Born in Chicago to Helen and Benjamin Winfield in 1919, he was uncommonly curious. By the age of fourteen, he was known to museum curators because of his interest in artifacts and model-making. In graduate school in 1941, he found his “home” in the Southwest during an archeological dig at the Jemez Pueblo.
After a short service in World War II, he lived in New York City and began experimenting with early plastics to develop embedded fragile museum pieces and archeological artifacts. His interest evolved rapidly after the leading plastics manufacturer wrote back to tell him that plastics were above his ability, firming his resolve to successfully develop clear castings. Which he very quickly did with no outside help! Then, during the heyday of Greenwich Village life, in 1945, using the art creations of his brother Rodney and friends from Cooper Union, he opened up a jewelry shop offering embedded fine art pieces. Many of these plastics-enhanced artworks are extremely valuable today. As an early adopter of plastics in so many fields, some of Armand’s works are displayed at the Smithsonian in Washington, DC.

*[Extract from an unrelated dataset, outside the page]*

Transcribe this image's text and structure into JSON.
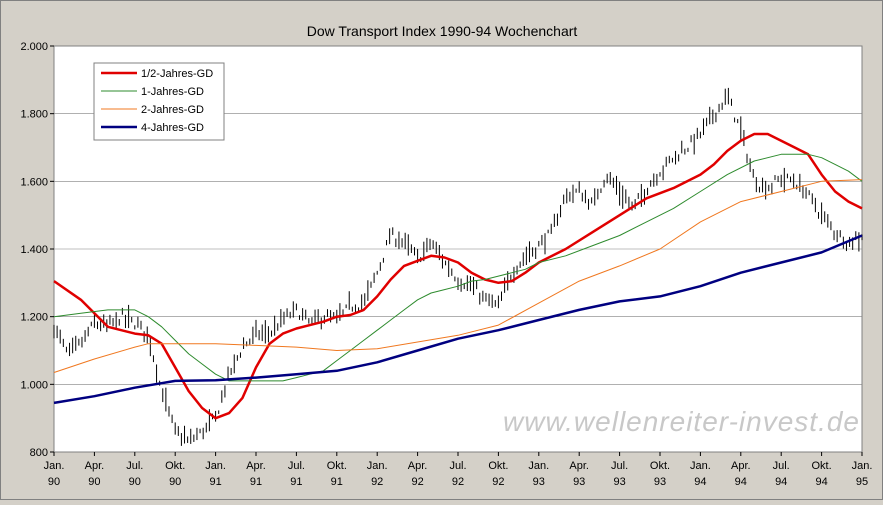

Over his lifetime, Armand Winfield continued doing research and development in his favorite medium, plastics. Armand worked with the Army to embed parts of army field phones for their protection. He worked with artists in their creations, with heart surgeons on encapsulating wires to the heart, and even with veterinarians on splints for race horses.
His honors are many, but he was most proud of the archival of a body of his work in the Smithsonian’s Cooper-Hewitt Museum in New York City along with those of Raymond Loewy and Frank Lloyd Wright. The University of New Mexico is also archiving the rest of his work to serve researchers in the field of plastics. He was very proud of his long membership in the Society for the Advancement of Material and Process Engineering, and the Society of Plastic Engineers.
During his career, Armand has been on the teaching faculties of 8 American colleges and Universities and was the author of nearly 350 published articles, chapters in books on plastics and related subjects. He was named a Fellow in the British Plastics and Rubber Institute, being only the fourth American to garner such an honor. In 2001 he was named a Fellow of the Society of Plastics Engineers. In that same year, Armand received the Tom J. Popejoy Medal by the University of Mexico for his contributions to the University.
His cremated remains are
scattered near the Jemez Pueblo.
Pete Toya, Tribal Religious Leader, and his
wife Carlotta noted that “Uncle Armand” was an honorary uncle and mentor
to some of the younger members of the Pueblo.
He is survived by his brother, Rodney
Marshall Winfield, of Carmel, California, and his sister, Carol Winfield
Berger, of New York City, and his nephew and nieces.